Wall Street Journal
By Joseph De Avila
August 08, 2017
A fight is brewing in Westchester County over legislation aimed at protecting immigrants because critics say it will result in the county being labeled a sanctuary municipality, risking millions in federal funds.
The county’s Board of Legislators passed legislation Monday that limits information that can be given to federal immigration officials about suspects in the county’s custody. The bill requires federal immigration officials to obtain a warrant before they can interview someone in jail and allows an inmate to have an attorney present when being questioned by federal authorities.
Legislators who support the bill say it complies with federal laws and will encourage immigrants who are witnesses or victims of crime to cooperate with local law enforcement without fear of being deported.
“We knew that everyone is less safe when they fear the police,” said board member Catherine Borgia, a Democrat, who supports the bill.
Westchester County Executive Rob Astorino, a Republican, says the legislation will establish sanctuary policies that run afoul of requirements for federal funds set by the Justice Department, endangering about $13 million in funding. Mr. Astorino said Tuesday he will veto the measure.
The bill passed, 10-5, with two legislators absent. A veto override will require 12 votes. Ms. Borgia said she is optimistic that the bill’s supporters will be able to secure the two additional votes.
Mr. Astorino said the county already has a policy barring the county police from acting as agents of federal immigration authorities, and county police don’t investigate or detain residents based solely on their immigration status. He said restricting how the county’s law-enforcement authorities interact with federal immigration officials isn’t in the public’s best interest.
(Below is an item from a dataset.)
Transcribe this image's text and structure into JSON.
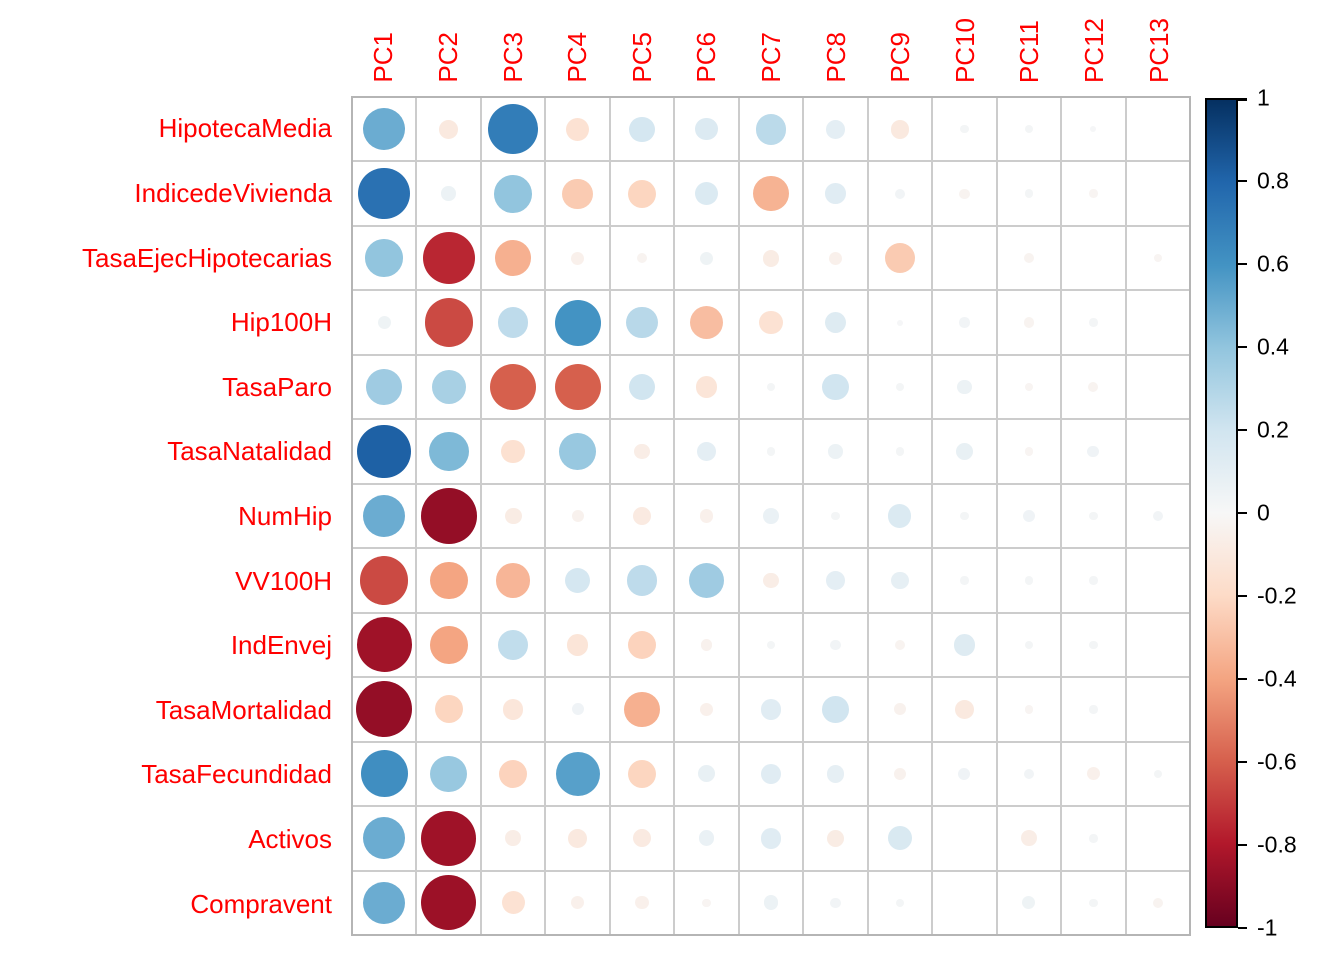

“This will put our residents and our undocumented immigrant population at risk,” Mr. Astorino said. “The criminal element in the undocumented community…preys on the undocumented more than anyone else.”
There are about 61,000 undocumented immigrants, mostly from Latin America, living in Westchester County, according to the Migration Policy Institute.
Ms. Borgia acknowledged the bill could jeopardize some federal funds but said the risk is minimal. She said about half of the $13 million the federal government provides to the county is for housing federal inmates, and she doubts that funding would be pulled.
Hector Lopez, president of the Westchester Hispanic Law Enforcement Association and a sergeant who works in the Westchester County Jail, said the proposal, if it becomes law, would encourage gang members and criminals to come to Westchester.
“We don’t want to encourage the bad elements to come here,” Sgt. Lopez said. “In their minds, this is going to be a safe haven for them.”
Ms. Borgia said such concern is “pretty speculative.”
“The criminal prosecution of those gang members will not be impeded by this act at all,” Ms. Borgia said.